Karen Horney, Psichiatra e Psicanalista tedesca. I conflitti nevrotici non si risolvono per decisione razionale.


“I conflitti nevrotici non si risolvono per decisione razionale. I tentativi di soluzione del nevrotico non sono soltanto inutili, ma dannosi. Però questi conflitti possono essere risolti cambiando la condizione interna della personalità che li ha fatti sorgere. Ogni pezzo di lavoro analitico bene eseguito cambia queste condizioni per il fatto che rende una persona meno debole, meno timorosa, meno ostile e meno alienata da se stessa e dagli altri.” 
Karen Horney, Psichiatra e Psicanalista tedesca




mercoledì 25 giugno 2014

In una psichiatria figlia della Rivoluzione francese, lo psichiatra Philippe Pinel inizia a distinguere la malattia dalla colpa, la cura dalla punizione, i malati dai delinquenti. Si direbbe che nasce in quell’occasione la psichiatria come atto di liberazione. Ma da cosa veramente libera Pinel? «Da un bel nulla», dirà più avanti il filosofo Michel Foucault


Michel Foucault   storico e filosofo francese tra i grandi pensatori del XX secolo. 
Il tema centrale del suo  pensiero è la conoscenza.  Ad essa Foucault  lega la storia stessa della cultura dell'occidente. L’uso che della conoscenza ne fa la Chiesa o la scienza   determina la struttura della società. La storia e’ dunque il risultato di momenti di grave crisi delle "verità" seguiti da periodi di relativa stabilità in cui una serie di "discorsi" domina su altri. I  lavori di Foucault si concentrano sullo studio delle grandi organizzazioni sociali: prigioni, ospedali, e scuole, contenitori  e luoghi discriminatori del “sapere”.

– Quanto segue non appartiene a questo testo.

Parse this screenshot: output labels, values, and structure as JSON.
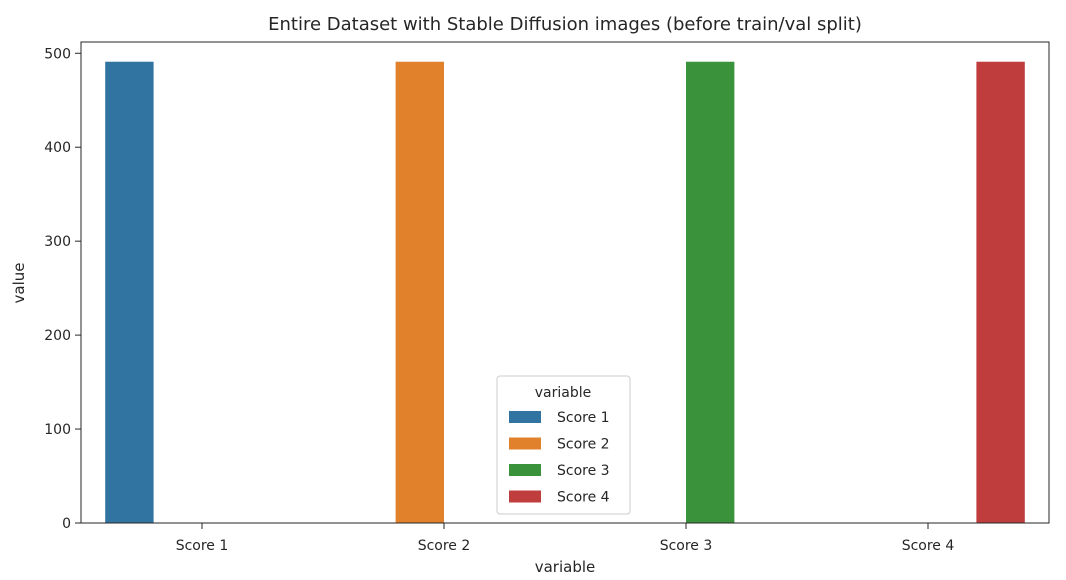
{
  "chart_data": {
    "type": "bar",
    "title": "Entire Dataset with Stable Diffusion images (before train/val split)",
    "xlabel": "variable",
    "ylabel": "value",
    "categories": [
      "Score 1",
      "Score 2",
      "Score 3",
      "Score 4"
    ],
    "ylim": [
      0,
      512
    ],
    "yticks": [
      0,
      100,
      200,
      300,
      400,
      500
    ],
    "grid": false,
    "series": [
      {
        "name": "Score 1",
        "color": "#3274a1",
        "values": [
          491,
          0,
          0,
          0
        ]
      },
      {
        "name": "Score 2",
        "color": "#e1812c",
        "values": [
          0,
          491,
          0,
          0
        ]
      },
      {
        "name": "Score 3",
        "color": "#3a923a",
        "values": [
          0,
          0,
          491,
          0
        ]
      },
      {
        "name": "Score 4",
        "color": "#c03d3e",
        "values": [
          0,
          0,
          0,
          491
        ]
      }
    ],
    "legend": {
      "title": "variable",
      "position": "lower-center"
    }
  }
}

Le critiche di Foucault a Freud
“Freud ha demistificato tutte le altre strutture dell’asilo: ha abolito il silenzio e lo sguardo, ha cancellato l’autoriconoscersi della follia, (...) ha fatto tacere le istanze della condanna. Ma in compenso ha sfruttato la struttura che avvolge il personaggio medico; ha ingrandito le sue virtù di taumaturgo, preparando uno statuto quasi divino alla sua onnipotenza. Ne ha fatto lo Sguardo assoluto, il Silenzio puro, il Giudice che punisce e ricompensa in un giudizio che non accondiscende neppure al linguaggio; ne ha fatto lo specchio in cui la follia, in un movimento quasi immobile, si innamora e si disinnamora di se stessa. (...) Ha liberato il malato da quell’esistenza nell’asilo alla quale l’avevano condannato i suoi liberatori (Tuke e Pinel); ma non l’ ha liberato da ciò che c’era d’essenziale in quell’esistenza; ne ha raggruppato i poteri e li ha tesi al massimo, annodandoli tra le mani del medico; ha determinato la situazione psicoanalitica, in cui, per un corto circuito geniale, l’alienazione sconfigge l’alienazione, inquantoché nel medico essa diventa soggetto. Il medico, come figura alienante, resta la chiave della psicoanalisi”.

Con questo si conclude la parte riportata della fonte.